The appeal of an American education remains strong in many quarters of the world, said Molly McSweeney, a global educator who worked with Sarles-Dinsick on a paper attempting to forecast international student enrollment. Some countries have such small capacity for college enrollment that they’ve opened schools on Sundays, she said. And some families sell everything they have to send a youth to college in America.

“Students and their families go to great lengths to get that opportunity,” she said.

But none of that matters if students feel they are shut out by the government.

Qing Li, 23, of Baoji in northern China, hoped to become a first-year law student at the University of Washington’s law school. He had scheduled a visa appointment at the U.S. Embassy in Shenyang, China, but received a cancellation email a week before his appointment. In late July, he requested a one-year deferment of his program and was approved by the school the same day. Li said he didn’t want to take online classes. 

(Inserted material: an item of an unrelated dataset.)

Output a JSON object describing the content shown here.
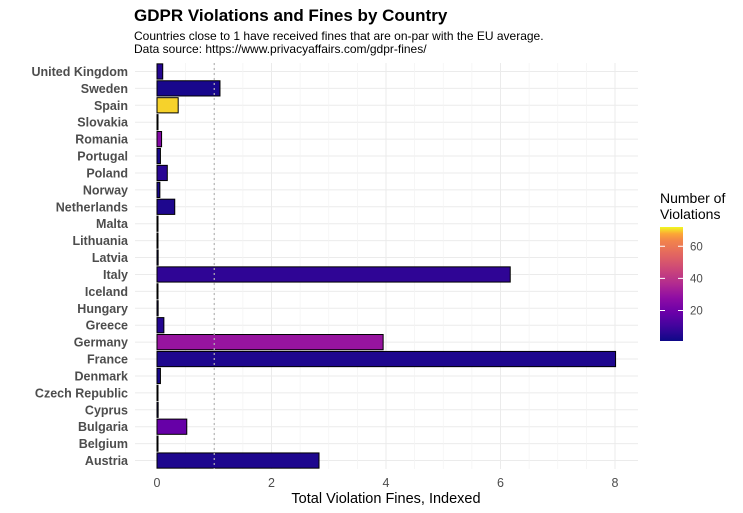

“The class interactions might not be a big issue for students who study math or computer science,” Li said. “But for law students, class participation is everything.”

He also worried about 15-hour time differences between China and Seattle, which could have meant watching lectures between midnight and dawn.

Another first-year law student at the University of Minnesota, Ethan Cheng, 22, of Beijing, China, had scheduled three visa appointments, but all were canceled by the U.S. Embassy. Early this month, he even paid about $300 for a scalper to schedule a visa appointment.

“I gave up,” said Cheng, who deferred his program for one semester. “I'm willing to bring personal protective equipment with me and take the precaution to attend the school this autumn. But without a visa, I’m not able to go to school.”